Out of the box, Truss limits the amount of concurrent predicts that happen on single container. This ensures that the CPU, and for many models the GPU, do not get overloaded, and that the model can continue respond to requests in periods of high load

However, many models, in addition to having compute components, also have IO requirements. For example, a model that classifies images may need to download the image from a URL before it can classify it.

Truss provides a way to separate the IO component from the compute component, to ensure that any IO does not prevent utilization of the compute on your pod.

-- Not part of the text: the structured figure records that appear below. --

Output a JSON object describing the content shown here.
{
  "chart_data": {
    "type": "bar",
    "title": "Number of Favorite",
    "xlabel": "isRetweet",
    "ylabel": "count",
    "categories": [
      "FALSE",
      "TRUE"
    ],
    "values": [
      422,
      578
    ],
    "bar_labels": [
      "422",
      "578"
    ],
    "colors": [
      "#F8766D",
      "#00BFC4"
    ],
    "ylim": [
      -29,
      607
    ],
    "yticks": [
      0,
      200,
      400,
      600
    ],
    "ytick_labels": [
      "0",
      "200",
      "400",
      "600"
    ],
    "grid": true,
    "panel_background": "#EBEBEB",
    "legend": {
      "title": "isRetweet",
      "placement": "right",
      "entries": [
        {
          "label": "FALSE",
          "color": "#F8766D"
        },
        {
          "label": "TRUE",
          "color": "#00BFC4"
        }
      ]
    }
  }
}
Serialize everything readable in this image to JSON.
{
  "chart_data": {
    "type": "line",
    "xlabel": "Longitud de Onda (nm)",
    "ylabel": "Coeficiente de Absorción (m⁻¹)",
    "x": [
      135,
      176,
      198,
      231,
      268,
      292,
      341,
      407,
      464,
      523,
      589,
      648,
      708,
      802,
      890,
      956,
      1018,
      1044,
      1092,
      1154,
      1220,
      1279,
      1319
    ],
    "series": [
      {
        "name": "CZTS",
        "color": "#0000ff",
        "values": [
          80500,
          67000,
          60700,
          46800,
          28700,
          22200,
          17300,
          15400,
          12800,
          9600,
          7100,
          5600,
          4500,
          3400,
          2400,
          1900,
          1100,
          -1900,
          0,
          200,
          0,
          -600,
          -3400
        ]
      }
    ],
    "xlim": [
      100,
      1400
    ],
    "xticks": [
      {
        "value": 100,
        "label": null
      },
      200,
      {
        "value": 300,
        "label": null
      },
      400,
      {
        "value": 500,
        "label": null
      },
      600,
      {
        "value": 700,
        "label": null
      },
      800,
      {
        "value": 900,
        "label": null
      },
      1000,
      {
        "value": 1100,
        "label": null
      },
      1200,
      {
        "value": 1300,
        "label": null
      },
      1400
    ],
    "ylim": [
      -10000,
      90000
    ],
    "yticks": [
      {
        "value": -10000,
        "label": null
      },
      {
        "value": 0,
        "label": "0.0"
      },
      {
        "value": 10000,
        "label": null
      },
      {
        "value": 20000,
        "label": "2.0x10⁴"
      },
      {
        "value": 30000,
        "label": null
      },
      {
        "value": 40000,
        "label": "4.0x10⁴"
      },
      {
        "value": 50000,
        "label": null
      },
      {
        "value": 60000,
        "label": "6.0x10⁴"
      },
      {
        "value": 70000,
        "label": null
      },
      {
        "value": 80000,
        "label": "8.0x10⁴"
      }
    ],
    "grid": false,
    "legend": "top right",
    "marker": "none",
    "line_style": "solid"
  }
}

To do this, you can use the pre/post process methods on a Truss. These methods can be defined like this:

class Model:
    def __init__: ...
    def load(self, **kwargs) -> None: ...
    def preprocess(self, request):
        # Include any IO logic that happens _before_ predict here
        ...

    def predict(self, request):
        # Include the actual predict here
        ...

    def postprocess(self, response):
        # Include any IO logic that happens _after_ predict here
        ...

What happens when the model is invoked is that any logic defined in the pre or post-process methods happen on a separate thread, and are not subject to the same concurrency limits as predict. So β€” let’s say you have a model that can handle 5 concurrent requests:

...
runtime:
    predict_concurrency: 5
...

If you hit it with 10 requests, they will all begin pre-processing, but then when the the 6th request is ready to begin the predict method, it will have to wait for one of the first 5 requests to finish. This ensures that the GPU is not overloaded, while also ensuring that the compute logic does not get blocked by IO, thereby ensuring that you can achieve maximum throughput.

When predict returns a generator (e.g. for streaming LLM outputs), the model must not have a postprocessing method It can only be used when the prediction result is instantly available as a whole. In case of streaming, move any postprocessing logic into predict or apply it client-side.